Os movimentos da disputa política também devem ser compreendidos como um teatro onde os atores são simultaneamente os espectadores. Por sua vez, a totalidade das perspectivas de todos os espectadores de uma sociedade política está fracionada em diferentes níveis de consciência e interação com a realidade social objetiva. É nesse cenário que as tentativas de disseminação de determinadas (des) informações sufocam toda consciência social, rompem com a veracidade do discurso, acabam por fazer ruir a própria democracia e promovem a morte.

Caro leitor, se vós desejardes estudar as questões políticas de seu tempo por meio de um olhar menos propício às alucinações de certos discursos, tenhais em mente que a política real, no alvoroço de sua efetivação, também deve ser compreendida em razão dos atos de fala presentes nos argumentos dos participantes dessa grande arena. Nas repúblicas democracias e liberais, onde o conceito de cidadania é a exaltação da individualidade e a fragmentação da consciência moral, o problema se instaura nas personagens que não realizaram completamente o ideal de individuação e análise crítica da realidade. São pessoas mais propícias às vicissitudes do discurso falso porque assimilam e difundem uma determinada opinião política por meio de uma linguagem mal formulada ou pensada em sua origem para escamotear a realidade.

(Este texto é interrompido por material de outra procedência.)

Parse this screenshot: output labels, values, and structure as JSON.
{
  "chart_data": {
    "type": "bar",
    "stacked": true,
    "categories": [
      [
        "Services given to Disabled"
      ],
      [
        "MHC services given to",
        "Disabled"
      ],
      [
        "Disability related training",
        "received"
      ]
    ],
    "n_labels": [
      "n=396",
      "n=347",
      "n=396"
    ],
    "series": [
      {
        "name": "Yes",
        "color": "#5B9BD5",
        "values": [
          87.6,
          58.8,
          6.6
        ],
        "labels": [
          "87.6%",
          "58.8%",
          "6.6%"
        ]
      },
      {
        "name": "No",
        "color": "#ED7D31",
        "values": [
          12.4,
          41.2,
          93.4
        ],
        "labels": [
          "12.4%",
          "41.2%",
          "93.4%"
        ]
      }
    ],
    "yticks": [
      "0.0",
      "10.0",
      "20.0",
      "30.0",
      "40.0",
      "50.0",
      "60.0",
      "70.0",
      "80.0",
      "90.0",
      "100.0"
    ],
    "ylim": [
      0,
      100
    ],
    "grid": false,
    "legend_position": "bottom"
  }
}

Nesse reino da retórica enganadora, a razoabilidade do discurso se esvazia e todo debate é nivelado à balança do obscurantismo em nível massificador.

Em A democracia contra ela mesma, o filósofo Marcel Gauchet defende que “a privatização da vida […] caminha junto com uma massificação dos comportamentos e dos modos de vida. Os direitos do homem, de um lado, mas nada de sujeito autônomo do outro lado para exercê-los: tal parece ser a fórmula na direção da qual se dirigem nossas sociedades” (2009, p. 53). A massificação da retórica enganadora não seria então um modo pelo qual a democracia sabota a si mesma? Sobre isso, é possível responder que o discurso falso desempenha um papel decisivo no aprofundamento da alienação entre os cidadãos, para os quais as virtudes políticas passam a ser compreendidas como uma façon de parler, uma entonação ou um simples bordão desprovido de sentido razoável. Caso transformássemos esses fatos em demonstrações geométricas, o conjunto representando a verdade estaria vazio; as premissas desses discursos não formam um silogismo válido porque o termo médio se repete na conclusão.

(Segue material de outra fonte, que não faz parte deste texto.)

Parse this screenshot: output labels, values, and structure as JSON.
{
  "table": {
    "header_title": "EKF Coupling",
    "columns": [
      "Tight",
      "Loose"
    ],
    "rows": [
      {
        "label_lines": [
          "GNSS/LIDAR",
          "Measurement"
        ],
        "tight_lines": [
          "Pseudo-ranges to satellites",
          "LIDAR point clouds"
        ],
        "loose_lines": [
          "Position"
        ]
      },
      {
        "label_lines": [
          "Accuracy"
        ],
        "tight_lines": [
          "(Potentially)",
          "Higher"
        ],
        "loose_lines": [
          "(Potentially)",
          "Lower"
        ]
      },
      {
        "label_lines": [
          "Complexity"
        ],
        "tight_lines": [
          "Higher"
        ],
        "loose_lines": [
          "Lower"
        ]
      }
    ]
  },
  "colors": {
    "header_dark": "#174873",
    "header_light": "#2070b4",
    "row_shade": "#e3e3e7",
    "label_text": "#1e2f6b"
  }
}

No triste Brasil pandêmico, os sintomas dessa fragilização semântica podem ser identificados quando os diversos escândalos que envolvem o descaso no combate à pandemia de Covid-19 são justificados através de discursos divorciados da realidade, como uma forma de apagar os dados, escamoteando a objetividade por meio da composição de uma realidade falaciosa. Essa tarefa é facilitada e intensificada pela veiculação das fraudes por simples toques em teclas analógicas ou virtuais; aquele que tecla sabe que quanto melhor enganar a sua audiência, mais êxito terá na sua tarefa de influenciar as ações do espectador assombrado que replicara a mentira, denominada nesses tempos de fake news. Esse cenário se torna catastrófico quando os principais difusores da fraude estão nos mais altos escalões de comando, possuem a caneta, governam em período de grave crise sanitária e podem dizer “sou eu quem mando”!

Com efeito, um modelo que combina a discrepância da consciência política com a imposição de argumentos falsos não poderia deixar de fornecer os elementos para a perpetuação da desigualdade, da fraude e da planejada carnificina.